Jennifer Wolowic: Facebook top tool for First Nations

Facebook is becoming the number one way for on-reserve and off-reserve members of First Nations to connect with each other, according to research from Dr. Candis Callison at the UBC School of Journalism.

Despite the gap between First Nations communities living on reserve and in urban areas, Facebook allows the sharing of information between members of the same band across vast areas and between generations.

Facebook has also been particularly influential on the campaign trail for First Nations politicians, whose communities and constituents are spread out over a large geographic area.

Jennifer Wolowic, a PhD Candidate in Interdisciplinary Studies, is currently exploring the different practices that help people connect, including cell phones, social media, and photography. One aspect of her research focuses on the daily use of Facebook in the First Nations community in Prince Rupert.

For them, Facebook parallels and augments the use of the radio in villages. People post status updates to help find people and announce when they are selling things. However, they can also make public statements of appreciation, as well as share their favorite music videos and play games.

With the closure of the local newspaper in 2010, Facebook is also playing a larger role in organizing and promoting First Nations community events.

“In my work, people often request images and videos of themselves at events as they go online,” said Wolowic. “When I ask why, they tell me it is so they can share them with friends and family who were absent.”

One woman that Wolowic works with noted that Facebook provides a way to express grief and provide a source of comfort and healing when someone is in need.

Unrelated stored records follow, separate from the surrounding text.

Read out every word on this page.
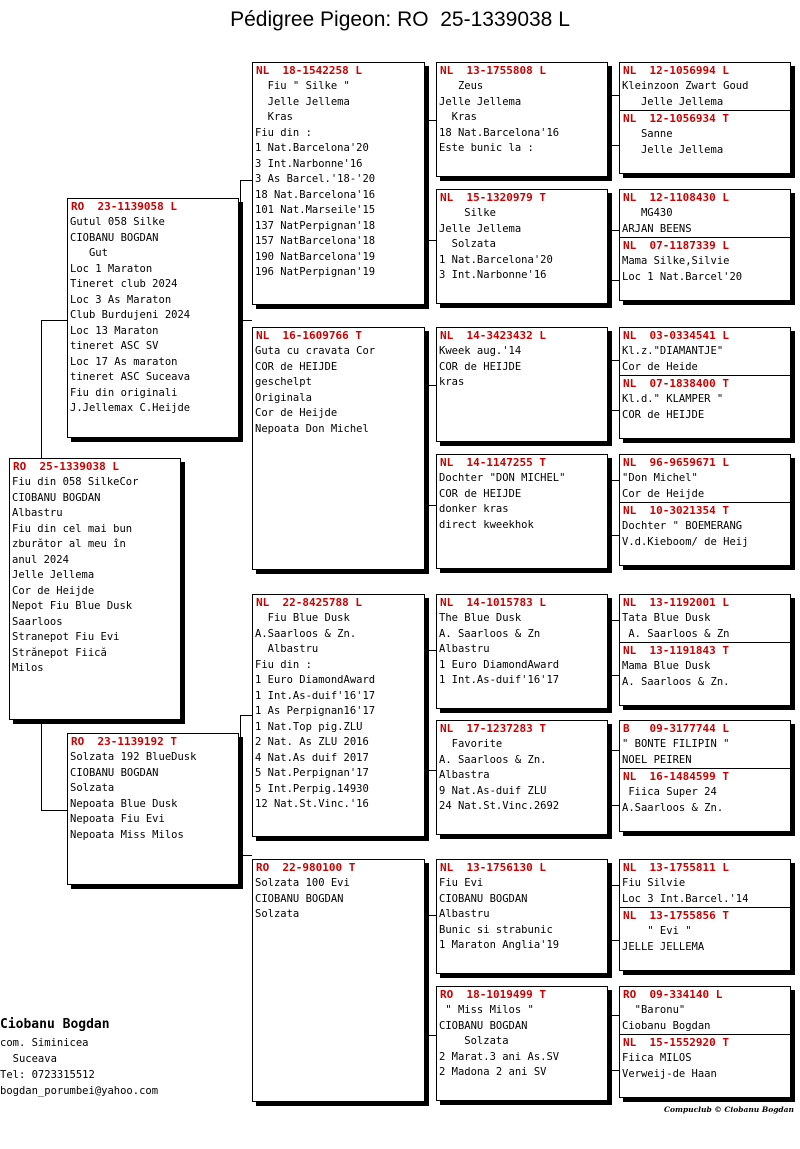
Pédigree Pigeon: RO  25-1339038 L
RO  25-1339038 L
Fiu din 058 SilkeCor
CIOBANU BOGDAN
Albastru
Fiu din cel mai bun
zburător al meu în
anul 2024
Jelle Jellema
Cor de Heijde
Nepot Fiu Blue Dusk
Saarloos
Stranepot Fiu Evi
Strănepot Fiică
Milos
RO  23-1139058 L
Gutul 058 Silke
CIOBANU BOGDAN
Gut
Loc 1 Maraton
Tineret club 2024
Loc 3 As Maraton
Club Burdujeni 2024
Loc 13 Maraton
tineret ASC SV
Loc 17 As maraton
tineret ASC Suceava
Fiu din originali
J.Jellemax C.Heijde
RO  23-1139192 T
Solzata 192 BlueDusk
CIOBANU BOGDAN
Solzata
Nepoata Blue Dusk
Nepoata Fiu Evi
Nepoata Miss Milos
NL  18-1542258 L
Fiu " Silke "
Jelle Jellema
Kras
Fiu din :
1 Nat.Barcelona'20
3 Int.Narbonne'16
3 As Barcel.'18-'20
18 Nat.Barcelona'16
101 Nat.Marseile'15
137 NatPerpignan'18
157 NatBarcelona'18
190 NatBarcelona'19
196 NatPerpignan'19
NL  16-1609766 T
Guta cu cravata Cor
COR de HEIJDE
geschelpt
Originala
Cor de Heijde
Nepoata Don Michel
NL  22-8425788 L
Fiu Blue Dusk
A.Saarloos & Zn.
Albastru
Fiu din :
1 Euro DiamondAward
1 Int.As-duif'16'17
1 As Perpignan16'17
1 Nat.Top pig.ZLU
2 Nat. As ZLU 2016
4 Nat.As duif 2017
5 Nat.Perpignan'17
5 Int.Perpig.14930
12 Nat.St.Vinc.'16
RO  22-980100 T
Solzata 100 Evi
CIOBANU BOGDAN
Solzata
NL  13-1755808 L
Zeus
Jelle Jellema
Kras
18 Nat.Barcelona'16
Este bunic la :
NL  15-1320979 T
Silke
Jelle Jellema
Solzata
1 Nat.Barcelona'20
3 Int.Narbonne'16
NL  14-3423432 L
Kweek aug.'14
COR de HEIJDE
kras
NL  14-1147255 T
Dochter "DON MICHEL"
COR de HEIJDE
donker kras
direct kweekhok
NL  14-1015783 L
The Blue Dusk
A. Saarloos & Zn
Albastru
1 Euro DiamondAward
1 Int.As-duif'16'17
NL  17-1237283 T
Favorite
A. Saarloos & Zn.
Albastra
9 Nat.As-duif ZLU
24 Nat.St.Vinc.2692
NL  13-1756130 L
Fiu Evi
CIOBANU BOGDAN
Albastru
Bunic si strabunic
1 Maraton Anglia'19
RO  18-1019499 T
" Miss Milos "
CIOBANU BOGDAN
Solzata
2 Marat.3 ani As.SV
2 Madona 2 ani SV
NL  12-1056994 L
Kleinzoon Zwart Goud
Jelle Jellema
NL  12-1056934 T
Sanne
Jelle Jellema
NL  12-1108430 L
MG430
ARJAN BEENS
NL  07-1187339 L
Mama Silke,Silvie
Loc 1 Nat.Barcel'20
NL  03-0334541 L
Kl.z."DIAMANTJE"
Cor de Heide
NL  07-1838400 T
Kl.d." KLAMPER "
COR de HEIJDE
NL  96-9659671 L
"Don Michel"
Cor de Heijde
NL  10-3021354 T
Dochter " BOEMERANG
V.d.Kieboom/ de Heij
NL  13-1192001 L
Tata Blue Dusk
A. Saarloos & Zn
NL  13-1191843 T
Mama Blue Dusk
A. Saarloos & Zn.
B   09-3177744 L
" BONTE FILIPIN "
NOEL PEIREN
NL  16-1484599 T
Fiica Super 24
A.Saarloos & Zn.
NL  13-1755811 L
Fiu Silvie
Loc 3 Int.Barcel.'14
NL  13-1755856 T
" Evi "
JELLE JELLEMA
RO  09-334140 L
"Baronu"
Ciobanu Bogdan
NL  15-1552920 T
Fiica MILOS
Verweij-de Haan
Ciobanu Bogdan
com. Siminicea
Suceava
Tel: 0723315512
bogdan_porumbei@yahoo.com
Compuclub © Ciobanu Bogdan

“She told me that not a week goes by that she doesn’t see a RIP post and it seems to make the sadness in her community more real,” said Wolowic. “I recognize that her use of the word ‘community’ is not bound to one place, but stretches across the family in her village, Prince Rupert, and the people she cares about across the province and Canada.”

Similarly, the “always-on” nature of social media connects them to a support network when in need. A young man that Wolowic knows in Vancouver will post updates about major life decisions he is trying to make to source opinions from his extended family across the province.

“For First Nations who name family as one of their greatest strengths and recognize the power of public communication, social media is being embraced as a way to maintain and strengthen their relationships to the people and places of their community,” said Wolowic.

Wolowic hopes that her research will culminate in a public photography exhibit that challenges stereotypes of First Nations youth, and films about a local dance group and carving class that inspire cross-generational relationships.